Someone at iTunes' technical HQ seems convinced that the way to overcome the deficits of severe audio compression is to crank the "effects" dial 'way up. The result is that music listened to on the Shuffle seems to consist largely of weirdly heightened sonic details -- calloused fingers sliding over guitar strings, tiny catches in throats, shimmers on cymbals. Meanwhile, something else -- something crucial -- has been edited out of the mix. I search for the right words: the connective tissue, maybe. The in-between stuff. The impulse that surges through the music. The flow.

Maybe even the music itself. That's more like it: What the iPod delivers is a grabby simulation of music. I find it a remarkably unconvincing one; it leaves me wondering what has happened to the music's spirit, its feeling, its soul. Worse, it leaves me wondering what has become of my own soul. In fact, I find listening to music on the Shuffle a rather upsetting experience.

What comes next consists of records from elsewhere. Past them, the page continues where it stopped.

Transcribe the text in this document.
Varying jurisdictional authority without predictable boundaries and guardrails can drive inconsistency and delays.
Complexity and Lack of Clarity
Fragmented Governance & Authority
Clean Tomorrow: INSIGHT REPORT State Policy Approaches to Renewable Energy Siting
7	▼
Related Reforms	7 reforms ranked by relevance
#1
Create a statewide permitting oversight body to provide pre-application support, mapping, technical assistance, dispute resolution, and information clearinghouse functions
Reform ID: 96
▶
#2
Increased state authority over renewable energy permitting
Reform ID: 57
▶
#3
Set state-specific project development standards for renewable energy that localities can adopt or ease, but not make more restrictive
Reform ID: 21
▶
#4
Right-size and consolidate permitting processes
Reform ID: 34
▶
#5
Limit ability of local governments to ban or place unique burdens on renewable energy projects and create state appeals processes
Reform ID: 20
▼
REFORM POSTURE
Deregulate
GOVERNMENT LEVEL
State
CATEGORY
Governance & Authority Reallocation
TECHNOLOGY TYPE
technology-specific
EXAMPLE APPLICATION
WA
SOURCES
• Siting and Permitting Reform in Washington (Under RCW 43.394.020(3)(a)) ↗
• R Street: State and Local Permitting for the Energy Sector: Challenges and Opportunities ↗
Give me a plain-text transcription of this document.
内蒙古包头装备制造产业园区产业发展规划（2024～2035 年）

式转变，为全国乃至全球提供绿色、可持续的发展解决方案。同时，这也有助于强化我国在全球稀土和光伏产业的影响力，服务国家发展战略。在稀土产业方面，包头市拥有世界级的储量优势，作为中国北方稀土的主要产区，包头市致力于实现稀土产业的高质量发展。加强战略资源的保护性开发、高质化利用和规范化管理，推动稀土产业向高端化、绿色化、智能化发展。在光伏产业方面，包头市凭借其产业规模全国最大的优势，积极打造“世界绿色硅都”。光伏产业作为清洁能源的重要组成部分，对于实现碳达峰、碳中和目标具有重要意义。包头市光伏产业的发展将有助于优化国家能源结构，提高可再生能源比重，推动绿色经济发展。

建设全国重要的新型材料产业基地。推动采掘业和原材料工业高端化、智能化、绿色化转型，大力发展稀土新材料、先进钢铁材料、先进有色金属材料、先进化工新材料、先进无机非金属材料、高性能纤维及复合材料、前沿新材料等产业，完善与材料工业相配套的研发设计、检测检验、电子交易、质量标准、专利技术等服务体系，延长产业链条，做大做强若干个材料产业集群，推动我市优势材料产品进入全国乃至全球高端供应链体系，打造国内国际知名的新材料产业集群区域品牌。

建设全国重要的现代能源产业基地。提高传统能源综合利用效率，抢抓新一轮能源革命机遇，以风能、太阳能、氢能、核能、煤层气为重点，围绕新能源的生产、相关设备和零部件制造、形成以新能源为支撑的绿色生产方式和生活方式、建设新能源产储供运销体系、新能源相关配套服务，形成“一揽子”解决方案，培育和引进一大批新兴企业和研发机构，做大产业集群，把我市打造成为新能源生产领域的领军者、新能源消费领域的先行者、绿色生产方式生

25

I don't own an iPod and have never heard one in action, but I too am unsettled by our headlong rush into the digital realm and I too wonder what is getting lost along the way.

:: If you drive around Western New York, you'll see all manner of once-thriving suburban shopping centers (well, OK, quite a few of them never really thrived, per se) that are now pretty much dead as old Marley's ghost. More often than not, these shopping centers were anchored by an Ames department store, before every Ames store closed up show a few years ago. Anyway, I never liked shopping at Ames -- it always felt like what K-Mart would feel like if it was staffed and frequented by the denizens of a George Romero movie -- but apparently these folks liked Ames just fine.

:: This was going to be this week's Image of the Week, had I got round to posting it, so here it is anyway: it's a photo of floating candles in a Thai festival.



A very gorgeous photo of air-borne candles appeared in The Buffalo News the other day, but I was unable to find the photo online anywhere, so I chose this one.

OK; hopefully more tomorrow. Be well, folks!